Personal information
- Born: December 23, 1928 Ponchatoula, Louisiana, U.S.
- Died: February 16, 2014 (aged 85) Lafayette Hill, Pennsylvania, U.S.
- Listed height: 6 ft 4 in (1.93 m)
- Listed weight: 240 lb (109 kg)

Career information
- High school: Moss Point (Moss Point, Mississippi)
- College: Ole Miss
- NFL draft: 1951: 6th round, 68th overall pick

Career history
- Philadelphia Eagles (1951–1954);

Awards and highlights
- Pro Bowl (1953);

Career NFL statistics
- Games played: 43
- Games started: 34
- Fumble recoveries: 2
- Stats at Pro Football Reference

= Ken Farragut =

American football player (1928–2014)

Kenneth David Farragut Jr. (December 23, 1928 – February 16, 2014) was an American professional football player who was a center for the Philadelphia Eagles of the National Football League (NFL). He played college football for the Ole Miss Rebels.

==Early life==
Born in Ponchatoula, Louisiana, Farragut moved with his family to Moss Point, Mississippi, where he became a star center and linebacker for his high school team and their coach, Tom Swayze.
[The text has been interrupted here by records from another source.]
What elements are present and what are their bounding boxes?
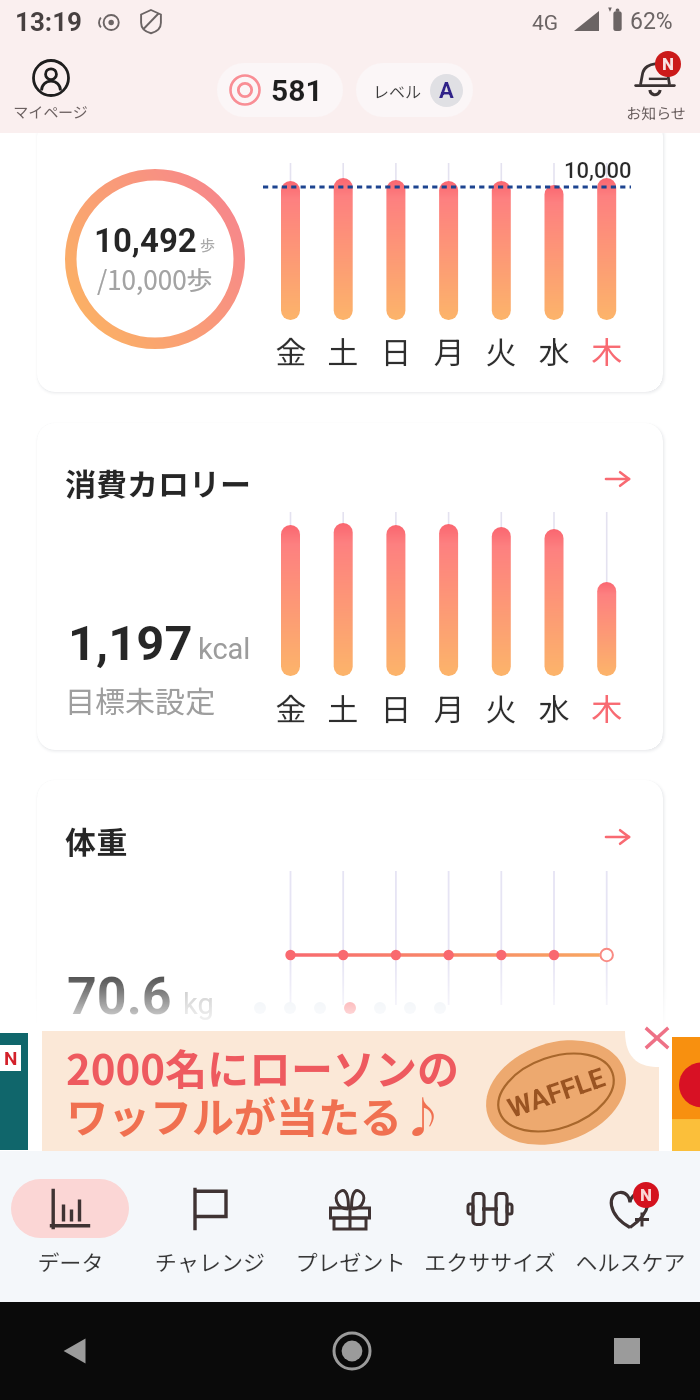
button[interactable]: マイページ: [8, 48, 93, 133]
button[interactable]: プレゼント: [280, 1151, 420, 1302]
button[interactable]: 閉じる: [637, 1018, 677, 1058]
staticText: 火: [481, 685, 521, 730]
button[interactable]: N: [560, 1151, 700, 1302]
button[interactable]: 581: [217, 63, 343, 117]
staticText: N: [4, 1047, 18, 1069]
staticText: 目標未設定: [65, 678, 215, 721]
button[interactable]: レベル: [356, 63, 473, 117]
staticText: お知らせ: [613, 102, 699, 124]
staticText: A: [439, 78, 454, 104]
button[interactable]: 消費カロリー: [37, 423, 663, 750]
staticText: レベル: [373, 79, 422, 102]
staticText: ヘルスケア: [575, 1245, 686, 1277]
staticText: N: [662, 54, 674, 74]
staticText: 10,000: [564, 158, 632, 184]
staticText: 70.6: [67, 966, 172, 1027]
button[interactable]: データ: [0, 1151, 140, 1302]
button[interactable]: チャレンジ: [140, 1151, 280, 1302]
other: 詳細: [605, 824, 631, 850]
staticText: 水: [534, 328, 574, 373]
other: 詳細: [605, 466, 631, 492]
staticText: 金: [271, 328, 311, 373]
other: Back: [60, 1336, 90, 1366]
staticText: 土: [323, 328, 363, 373]
staticText: 10,492: [94, 221, 197, 260]
staticText: 4G: [532, 11, 559, 36]
staticText: 歩: [200, 234, 216, 256]
button[interactable]: 体重: [37, 780, 663, 1107]
staticText: 体重: [65, 818, 127, 863]
button[interactable]: 2000名にローソンの: [42, 1031, 659, 1151]
staticText: 1,197: [68, 615, 193, 672]
staticText: WAFFLE: [504, 1061, 609, 1124]
staticText: 木: [587, 328, 627, 373]
staticText: 62%: [630, 8, 673, 35]
staticText: 水: [534, 685, 574, 730]
staticText: エクササイズ: [424, 1245, 556, 1277]
staticText: ワッフルが当たる♪: [66, 1084, 445, 1145]
staticText: チャレンジ: [155, 1245, 265, 1277]
staticText: マイページ: [8, 101, 93, 123]
staticText: kcal: [198, 632, 251, 666]
staticText: 日: [376, 685, 416, 730]
staticText: 火: [481, 328, 521, 373]
staticText: プレゼント: [295, 1245, 406, 1277]
button[interactable]: 10,492: [37, 118, 663, 392]
other: Home: [332, 1331, 372, 1371]
staticText: 木: [587, 685, 627, 730]
staticText: /10,000歩: [97, 260, 213, 298]
staticText: 金: [271, 685, 311, 730]
staticText: 月: [429, 685, 469, 730]
staticText: N: [640, 1185, 652, 1205]
button[interactable]: エクササイズ: [420, 1151, 560, 1302]
staticText: 月: [429, 328, 469, 373]
staticText: 土: [323, 685, 363, 730]
staticText: データ: [37, 1245, 104, 1277]
button[interactable]: お知らせ: [612, 48, 700, 133]
staticText: 13:19: [15, 7, 82, 37]
staticText: 581: [271, 73, 323, 108]
staticText: 2000名にローソンの: [66, 1036, 460, 1097]
staticText: kg: [183, 987, 214, 1021]
staticText: 消費カロリー: [65, 460, 251, 505]
staticText: 日: [376, 328, 416, 373]
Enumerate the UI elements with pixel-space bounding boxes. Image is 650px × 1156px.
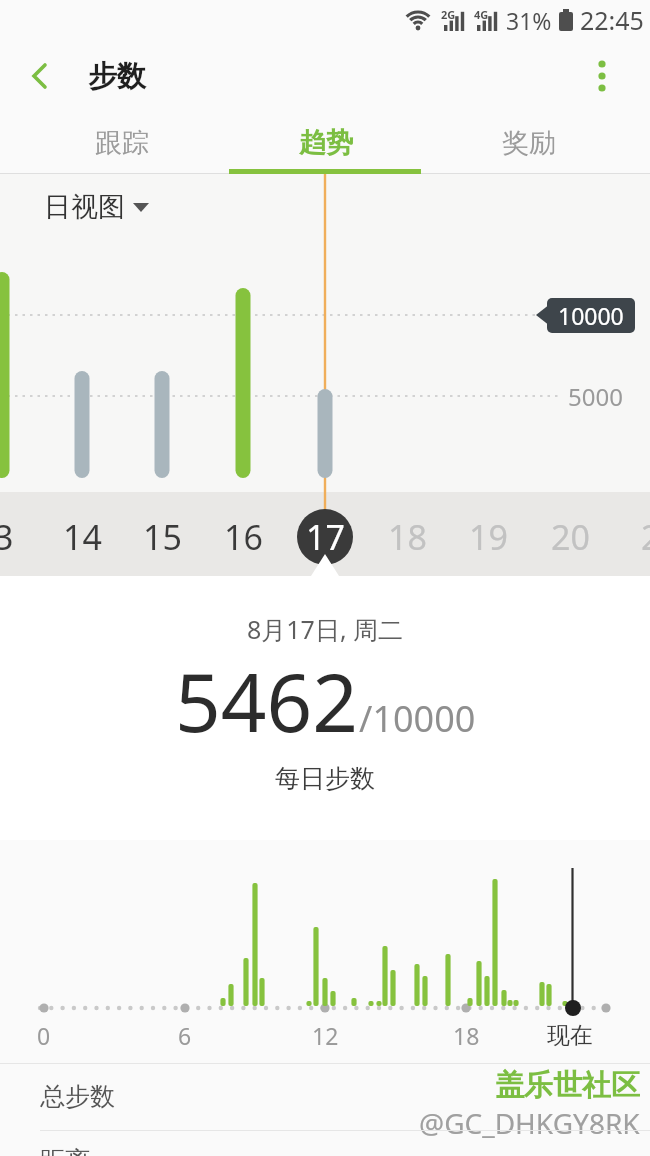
- staticText: 5000: [568, 380, 623, 412]
- staticText: @GC_DHKGY8RK: [419, 1104, 640, 1142]
- staticText: 跟踪: [95, 126, 149, 160]
- button[interactable]: [16, 52, 64, 100]
- button[interactable]: 日视图: [44, 190, 149, 224]
- button[interactable]: 19: [452, 501, 524, 573]
- staticText: 16: [224, 514, 263, 560]
- button[interactable]: 3: [0, 501, 40, 573]
- button[interactable]: 14: [46, 501, 118, 573]
- staticText: 17: [306, 514, 345, 560]
- staticText: 4G: [474, 7, 489, 22]
- staticText: 21: [641, 514, 650, 560]
- button[interactable]: 总步数: [0, 1064, 650, 1130]
- staticText: 步数: [88, 58, 146, 95]
- button[interactable]: 跟踪: [20, 112, 224, 174]
- button[interactable]: 17: [289, 501, 361, 573]
- staticText: 日视图: [44, 190, 125, 224]
- staticText: 18: [453, 1020, 480, 1051]
- staticText: 22:45: [580, 3, 644, 37]
- staticText: 14: [63, 514, 102, 560]
- button[interactable]: 奖励: [427, 112, 630, 174]
- button[interactable]: 趋势: [224, 112, 427, 174]
- button[interactable]: 20: [534, 501, 606, 573]
- staticText: 15: [143, 514, 182, 560]
- button[interactable]: 21: [624, 501, 650, 573]
- staticText: 5462: [175, 646, 359, 755]
- staticText: 0: [37, 1020, 51, 1051]
- staticText: 奖励: [502, 126, 556, 160]
- button[interactable]: 16: [207, 501, 279, 573]
- staticText: 6: [178, 1020, 192, 1051]
- staticText: 19: [469, 514, 508, 560]
- staticText: 距离: [40, 1145, 90, 1156]
- staticText: 2G: [441, 7, 456, 22]
- staticText: 现在: [547, 1021, 593, 1050]
- staticText: 每日步数: [275, 763, 375, 794]
- staticText: 10000: [558, 300, 624, 331]
- button[interactable]: 18: [371, 501, 443, 573]
- staticText: 18: [388, 514, 427, 560]
- staticText: 31%: [506, 5, 552, 36]
- staticText: 8月17日, 周二: [247, 612, 404, 646]
- staticText: 盖乐世社区: [495, 1067, 640, 1104]
- staticText: 趋势: [299, 126, 353, 160]
- staticText: 20: [551, 514, 590, 560]
- button[interactable]: [580, 54, 624, 98]
- staticText: 总步数: [40, 1081, 115, 1112]
- staticText: /10000: [359, 694, 476, 743]
- staticText: 12: [312, 1020, 339, 1051]
- button[interactable]: 15: [126, 501, 198, 573]
- staticText: 3: [0, 514, 14, 560]
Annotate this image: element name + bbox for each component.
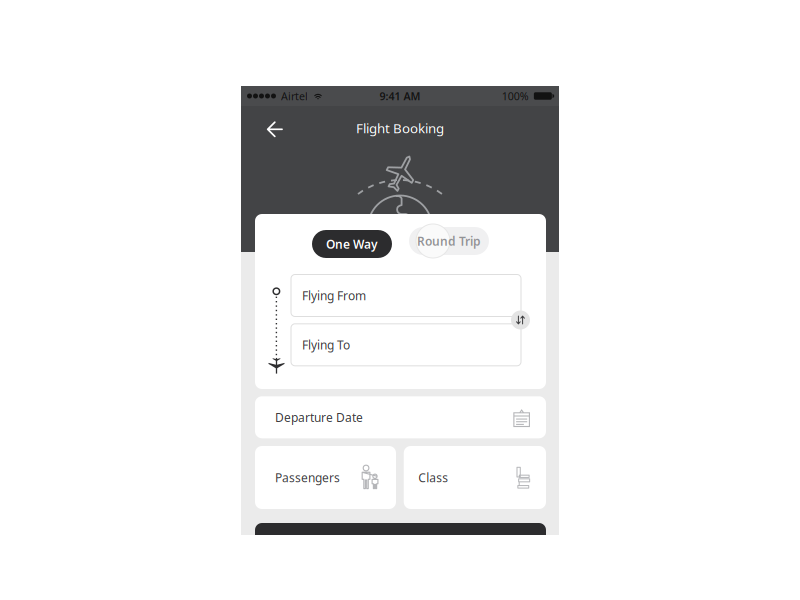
- staticText: Class: [418, 470, 448, 485]
- staticText: 9:41 AM: [380, 89, 420, 103]
- staticText: Flying From: [302, 288, 366, 303]
- staticText: Round Trip: [417, 233, 481, 249]
- button[interactable]: One Way: [312, 230, 392, 258]
- button[interactable]: Swap origin and destination: [511, 310, 530, 330]
- staticText: Passengers: [275, 470, 340, 485]
- staticText: Flight Booking: [356, 119, 444, 137]
- staticText: Departure Date: [275, 409, 363, 425]
- button[interactable]: Back: [253, 107, 297, 151]
- staticText: One Way: [326, 236, 378, 252]
- button[interactable]: Departure Date: [255, 396, 546, 438]
- staticText: Flying To: [302, 337, 350, 353]
- button[interactable]: Flying To: [291, 324, 521, 366]
- button[interactable]: Round Trip: [409, 230, 489, 258]
- button[interactable]: Flying From: [291, 274, 521, 316]
- button[interactable]: Search Flights: [255, 523, 546, 567]
- button[interactable]: Class: [404, 446, 546, 509]
- staticText: 100%: [502, 89, 529, 103]
- button[interactable]: Passengers: [255, 446, 396, 509]
- staticText: Airtel: [281, 89, 308, 103]
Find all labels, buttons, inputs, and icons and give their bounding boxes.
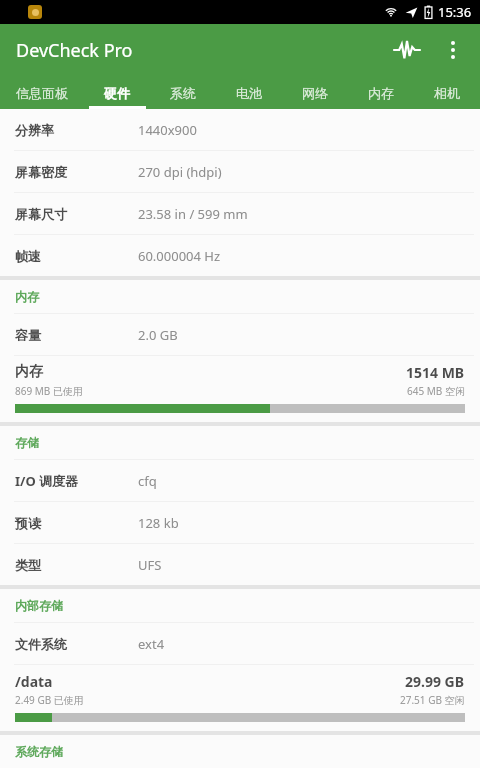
- staticText: 270 dpi (hdpi): [138, 163, 222, 181]
- staticText: 1514 MB: [406, 363, 465, 382]
- staticText: 屏幕尺寸: [15, 206, 67, 222]
- staticText: 内部存储: [15, 598, 63, 613]
- button[interactable]: 硬件: [84, 76, 150, 109]
- button[interactable]: 网络: [282, 76, 348, 109]
- staticText: 系统存储: [15, 744, 63, 759]
- staticText: 29.99 GB: [405, 672, 465, 691]
- staticText: 27.51 GB 空闲: [400, 693, 465, 707]
- button[interactable]: 帧速: [0, 235, 480, 276]
- staticText: ext4: [138, 635, 165, 653]
- button[interactable]: 容量: [0, 314, 480, 355]
- button[interactable]: 内存: [0, 356, 480, 422]
- button[interactable]: Monitor: [384, 27, 430, 73]
- staticText: 内存: [15, 289, 39, 304]
- staticText: 1440x900: [138, 121, 197, 139]
- staticText: 文件系统: [15, 636, 67, 652]
- staticText: 23.58 in / 599 mm: [138, 205, 248, 223]
- button[interactable]: 信息面板: [0, 76, 84, 109]
- staticText: 分辨率: [15, 122, 54, 138]
- button[interactable]: More options: [430, 27, 476, 73]
- staticText: 内存: [15, 363, 43, 381]
- staticText: /data: [15, 672, 53, 691]
- staticText: 预读: [15, 515, 41, 531]
- staticText: 电池: [236, 85, 262, 101]
- button[interactable]: 相机: [414, 76, 480, 109]
- button[interactable]: 电池: [216, 76, 282, 109]
- staticText: 相机: [434, 85, 460, 101]
- button[interactable]: 系统: [150, 76, 216, 109]
- staticText: 硬件: [104, 85, 130, 101]
- staticText: 类型: [15, 557, 41, 573]
- button[interactable]: 预读: [0, 502, 480, 543]
- button[interactable]: 文件系统: [0, 623, 480, 664]
- staticText: 帧速: [15, 248, 41, 264]
- staticText: DevCheck Pro: [16, 38, 133, 63]
- staticText: 60.000004 Hz: [138, 247, 221, 265]
- button[interactable]: 屏幕尺寸: [0, 193, 480, 234]
- staticText: 信息面板: [16, 85, 68, 101]
- staticText: 网络: [302, 85, 328, 101]
- staticText: 869 MB 已使用: [15, 384, 83, 398]
- staticText: 屏幕密度: [15, 164, 67, 180]
- button[interactable]: I/O 调度器: [0, 460, 480, 501]
- button[interactable]: 分辨率: [0, 109, 480, 150]
- staticText: 系统: [170, 85, 196, 101]
- staticText: 128 kb: [138, 514, 179, 532]
- staticText: 2.49 GB 已使用: [15, 693, 84, 707]
- button[interactable]: 类型: [0, 544, 480, 585]
- staticText: 容量: [15, 327, 41, 343]
- staticText: 645 MB 空闲: [407, 384, 465, 398]
- staticText: 内存: [368, 85, 394, 101]
- staticText: cfq: [138, 472, 157, 490]
- staticText: 2.0 GB: [138, 326, 178, 344]
- button[interactable]: /data: [0, 665, 480, 731]
- button[interactable]: 内存: [348, 76, 414, 109]
- button[interactable]: 屏幕密度: [0, 151, 480, 192]
- staticText: UFS: [138, 556, 162, 574]
- staticText: 15:36: [438, 3, 472, 21]
- staticText: I/O 调度器: [15, 472, 79, 490]
- staticText: 存储: [15, 435, 39, 450]
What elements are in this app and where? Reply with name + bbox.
The team went undefeated in 1945, with Farragut as captain. As a senior in 1946, he earned all-state honors. When Swayze took an assistant coaching job at the University of Mississippi in 1947, Farragut followed him, becoming one of coach Johnny Vaught's first recruits.

==College career==
At U of M, Farragut was the team captain in 1950. Following his senior season in 1951, he was invited to play in the College All-Star Game in Chicago.

==Professional career==
Farragut was selected in the sixth round (68th overall) of the 1951 NFL draft by the Philadelphia Eagles, where he played center from 1951 to 1954. He was named to the Pro Bowl in 1953.

==Legacy==
Farragut was selected to Ole Miss Hall of Fame in 1988 and the Pennsylvania Hall of Fame 1992. He was the recipient of the NFL Alumni Career Achievement Award 1992.

==Personal life and death==
Retiring from football in 1954, Farragut remained in Philadelphia and eventually began a successful roofing company. His son David took over as CEO in 1997. Farragut died from complications of diabetes in February 2014. He was 85. He was survived by his wife Jane and their three children.